Marco Bocci avrebbe dovuto interpretare il Nero e per entrare nella parte fece un sacco di follie

Patrizia ha come cliente fisso e innamorato il Dandi, ma il suo cuore batte per Nicola Scialoja, il commissario sempre alle calcagna della banda della Magliana. “Sono passati dieci anni, ma noi siamo gli stessi ca**oni di una volta – ha detto Marco Bocci, l’attore che interpreta Scialoja nella serie di Romanzo criminale – Mentre Daniela è la stessa imbranata nelle interviste“. L’attore inizialmente era stato opzionato per interpretare il Nero, personaggio poi assegnato a Emiliano Coltorti.
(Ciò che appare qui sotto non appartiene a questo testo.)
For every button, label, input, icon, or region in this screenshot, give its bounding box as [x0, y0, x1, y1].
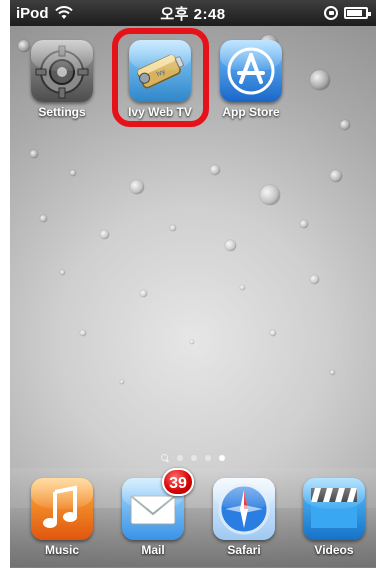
- highlight-box: [112, 28, 209, 127]
- rotation-lock-icon: [324, 6, 338, 20]
- app-label-videos: Videos: [314, 543, 354, 557]
- carrier-label: iPod: [16, 4, 49, 22]
- page-dot[interactable]: [191, 455, 197, 461]
- app-label-safari: Safari: [227, 543, 261, 557]
- status-bar: iPod 오후 2:48: [10, 0, 376, 26]
- wifi-icon: [54, 6, 73, 20]
- app-app-store[interactable]: App Store: [211, 40, 291, 119]
- dock-app-mail[interactable]: 39 Mail: [113, 468, 194, 557]
- app-label-settings: Settings: [38, 105, 86, 119]
- spotlight-search-icon[interactable]: [161, 454, 169, 462]
- page-dot[interactable]: [205, 455, 211, 461]
- mail-unread-badge: 39: [162, 468, 194, 496]
- dock-app-safari[interactable]: Safari: [204, 478, 284, 557]
- status-time: 오후 2:48: [160, 5, 226, 23]
- dock-app-videos[interactable]: Videos: [294, 478, 374, 557]
- music-note-icon: [31, 478, 93, 540]
- page-indicator[interactable]: [10, 454, 376, 462]
- battery-icon: [344, 7, 371, 19]
- home-screen: iPod 오후 2:48 Settings Ivy Ivy Web TV App…: [10, 0, 376, 568]
- safari-compass-icon: [213, 478, 275, 540]
- dock-app-music[interactable]: Music: [22, 478, 102, 557]
- battery-level: [347, 10, 362, 16]
- app-label-music: Music: [44, 543, 79, 557]
- clapperboard-icon: [303, 478, 365, 540]
- settings-gear-icon: [31, 40, 93, 102]
- app-settings[interactable]: Settings: [22, 40, 102, 119]
- app-label-mail: Mail: [141, 543, 165, 557]
- app-store-icon: [220, 40, 282, 102]
- app-label-app-store: App Store: [222, 105, 280, 119]
- page-dot[interactable]: [177, 455, 183, 461]
- mail-envelope-icon: 39: [122, 468, 194, 540]
- page-dot-current[interactable]: [219, 455, 225, 461]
Per prepararsi al meglio ed entrare nella parte del criminale aveva fatto le cose più folli possibili come tingersi i capelli o rimanere sveglio per 72 ore consecutive, arrivando ai provini con una pessima cera. Cercava di parlare con accento romano ma senza successo. Alla fine fu scartato per la parte ma nacque l’idea di assegnarli il personaggio del commissario. “Andai immediatamente in crisi, mi ero letto il romanzo in due giorni per capire al meglio la parte del Nero. Quindi lo rilessi, di nuovo in due giorni, per poter capire al meglio la parte di Scialoja. E mi resi conto che era un personaggio molto più presente“. Alla fine riuscì a far parte del cast dopo aver dovuto superare altre notti insonni e alcune prove costume.